Görüntülediğiniz mahkeme kararı henüz kesinleşmemiştir. Yararlı olması amacıyla eklenmiştir.

T.C.
İSTANBUL
BÖLGE ADLİYE MAHKEMESİ
45. HUKUK DAİRESİ
DOSYA NO: 2022/184
KARAR NO: 2022/255
T Ü R K M İ L L E T İ A D I N A
İ S T İ N A F K A R A R I
İNCELENEN KARARIN
MAHKEMESİ: İSTANBUL 8. ASLİYE TİCARET MAHKEMESİ
ESAS NO : 2021/363 Esas
KARAR NO: 2021/783 Karar
KARAR TARİHİ: 08/11/2021
DAVA: Tazminat (Sigorta Ödemesine Dayanan Rücuen)
KARAR TARİHİ: 02/03/2022
6100 Sayılı Hukuk Muhakemeleri Kanunu’nun 353. maddesi uyarınca dosya incelendi,
GEREĞİ DÜŞÜNÜLDÜ:
DAVA Davacı vekili dava dilekçesinde özetle; müvekkili sigorta şirketi tarafından … İşyeri Paket Sigorta Poliçesi ile 01/03/2016-01/03/2017 tarihleri arasında sigortalı bulunan … San. Tic. Ltd. Şti.’nin kiracısı bulunduğu, … Sok. No:… Bayrampaşa/İstanbul adresindeki iş yerinin 30/06/2016 tarihinde … tarafından iş yerinin önünden geçen ana bina pis su hattının yapılan kazı çalışması sonrasında kırılarak tıkanması ile buradan akan pis suların rögara tahliye olamaması nedeniyle geri tepen pis suların sigortalı iş yerine sirayeti sonucunda hasara uğradığını, düzenlenen ekspertiz raporunda, hasar miktarının 21.564,67 TL olduğunun, hasarın …’ye rücu imkanının bulunduğunun belirtildiğini, sigortalı şirketin olayla ilgili …’ye müracaatı üzerine … tarafından sigortalı şirkete hitaben yazılmış olan cevabı yazıda, “söz konusu adreste 20/06/2016 ve 02/07/2017 tarihleri arasında idarelerince atık su şebeke kanal yenileme çalışması yapıldığı”nın belirtildiğini, davaya konu zararın, sigortalı iş yerinin önünde yer alan …’ye ait atık su hattında yapılan yenileme çalışması sırasında kanalın tıkanması sonucunda pis suların geri tepmesi ile meydana geldiğini, bu nedenle fazlaya ilişkin talep ve dava haklarının saklı kalmak kaydı ile 21.564,00 TL sigorta rücu tazminatının, sigortalıya ödeme tarihi olan 05/09/2016 tarihinden itibaren işleyecek yasal faizi ile birlikte davalıdan tahsiline karar verilmesini talep etmiştir.

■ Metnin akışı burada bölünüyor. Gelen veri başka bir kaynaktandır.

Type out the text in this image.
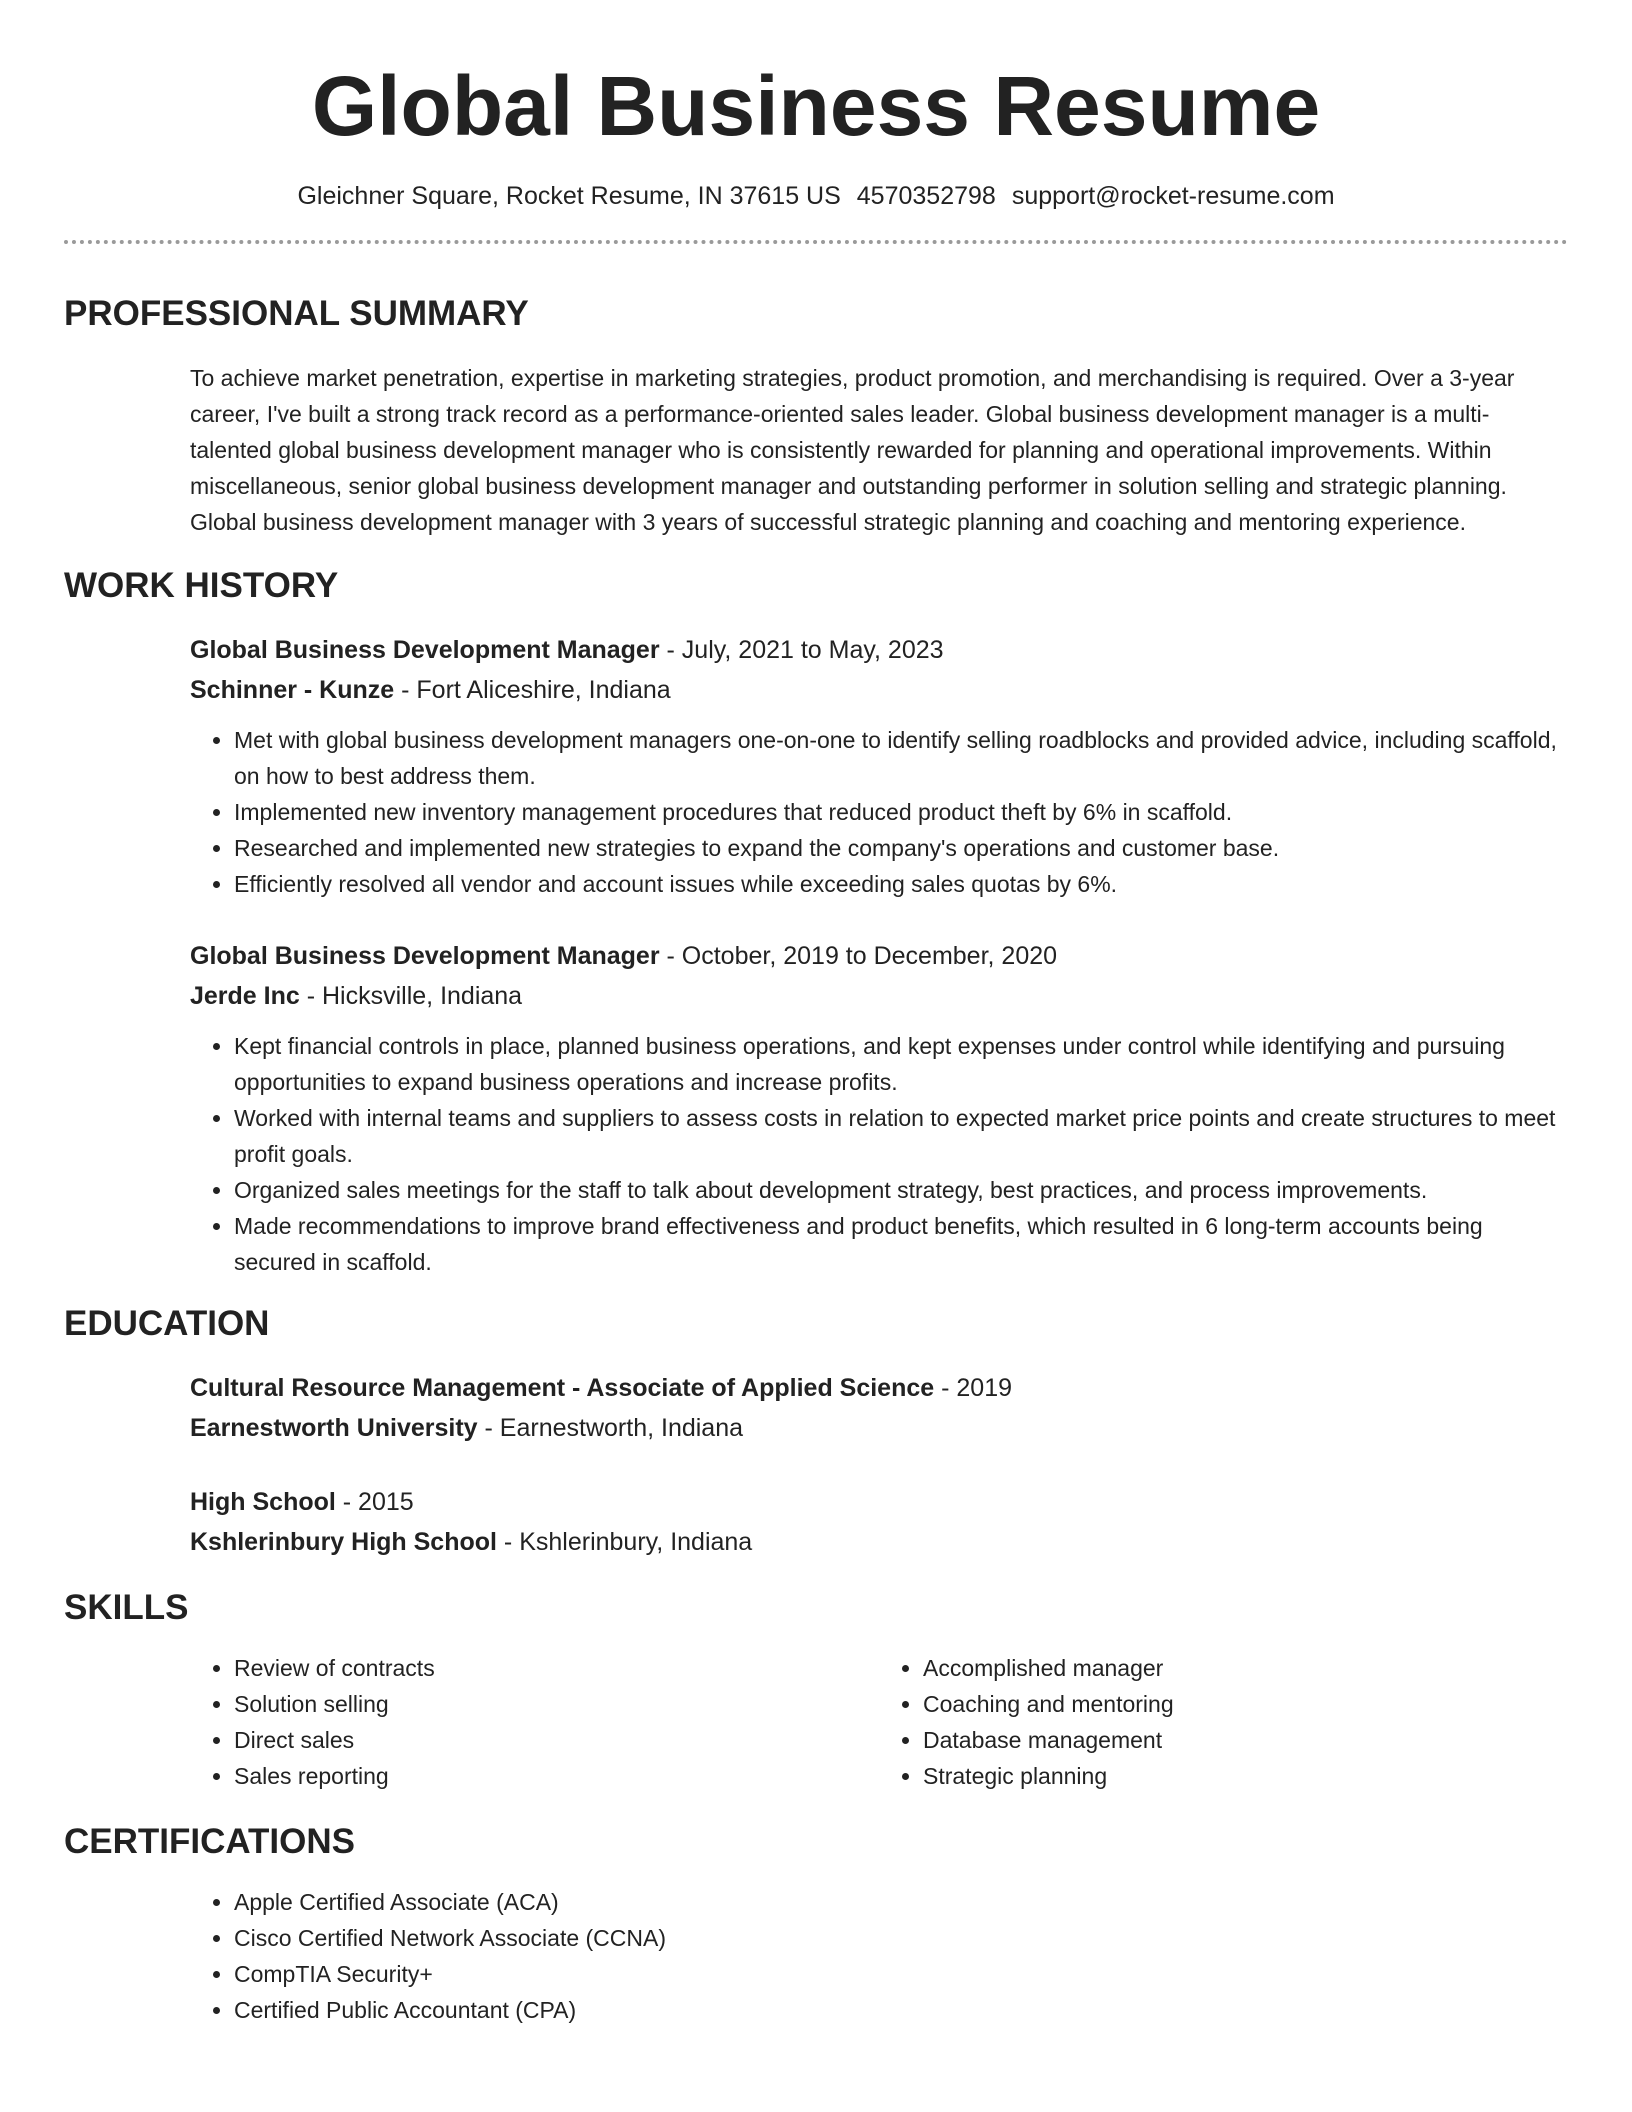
Global Business Resume
Gleichner Square, Rocket Resume, IN 37615 US 4570352798 support@rocket-resume.com
PROFESSIONAL SUMMARY
To achieve market penetration, expertise in marketing strategies, product promotion, and merchandising is required. Over a 3-year career, I've built a strong track record as a performance-oriented sales leader. Global business development manager is a multi-talented global business development manager who is consistently rewarded for planning and operational improvements. Within miscellaneous, senior global business development manager and outstanding performer in solution selling and strategic planning. Global business development manager with 3 years of successful strategic planning and coaching and mentoring experience.
WORK HISTORY
Global Business Development Manager - July, 2021 to May, 2023
Schinner - Kunze - Fort Aliceshire, Indiana
• Met with global business development managers one-on-one to identify selling roadblocks and provided advice, including scaffold, on how to best address them.
• Implemented new inventory management procedures that reduced product theft by 6% in scaffold.
• Researched and implemented new strategies to expand the company's operations and customer base.
• Efficiently resolved all vendor and account issues while exceeding sales quotas by 6%.
Global Business Development Manager - October, 2019 to December, 2020
Jerde Inc - Hicksville, Indiana
• Kept financial controls in place, planned business operations, and kept expenses under control while identifying and pursuing opportunities to expand business operations and increase profits.
• Worked with internal teams and suppliers to assess costs in relation to expected market price points and create structures to meet profit goals.
• Organized sales meetings for the staff to talk about development strategy, best practices, and process improvements.
• Made recommendations to improve brand effectiveness and product benefits, which resulted in 6 long-term accounts being secured in scaffold.
EDUCATION
Cultural Resource Management - Associate of Applied Science - 2019
Earnestworth University - Earnestworth, Indiana
High School - 2015
Kshlerinbury High School - Kshlerinbury, Indiana
SKILLS
• Review of contracts
• Solution selling
• Direct sales
• Sales reporting
• Accomplished manager
• Coaching and mentoring
• Database management
• Strategic planning
CERTIFICATIONS
• Apple Certified Associate (ACA)
• Cisco Certified Network Associate (CCNA)
• CompTIA Security+
• Certified Public Accountant (CPA)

CEVAP Davalı vekili cevap dilekçesinde özetle; belirtilen adresle ilgili 30/06/2016 tarihinde ve yakın bir tarihte 185 servisine gelen atık su arıza şikayeti bulunmadığını, hasar gününe ait idarelerinin de herhangi bir tespitinin bulunmadığını, ayrıca başka binalardan da su baskın şikayeti bulunmadığını, imar mevzuatına uygun olmayan ve müvekkili idarece herhangi bir uygunluk görüşü bulunmayan yapıda meydana gelen hasardan müvekkili idarenin sorumlu olmadığını, fen ve sanat kurallarına uygun yapı yapmayanların, uğranılan zararın tazminini isteyemeyeceklerini, uğranılan zararın, ancak fen ve sanat kurallarına aykırı yapı yapanlardan ve gerekli tedbirleri almayanlardan istenebileceğini, davanın tazminat davası olduğunu, Borçlar Kanununun 41.maddesine göre tazminat sorumluluğunun doğması için, tazminat talep edilenin, zarara neden olayda kasıt, ihmal, teseyyüp yada kusurunun olması, tazminat talep edilen hasar ile arasında bir illiyet bağının bulunması gerektiğini, dava konusu olayda böyle bir hasarın gerçekleşmesi durumunda, zararın sigortalının ihmal ve kusuru sonucu meydana gelmiş olabileceğini, davanın reddine karar verilmesini talep etmiştir.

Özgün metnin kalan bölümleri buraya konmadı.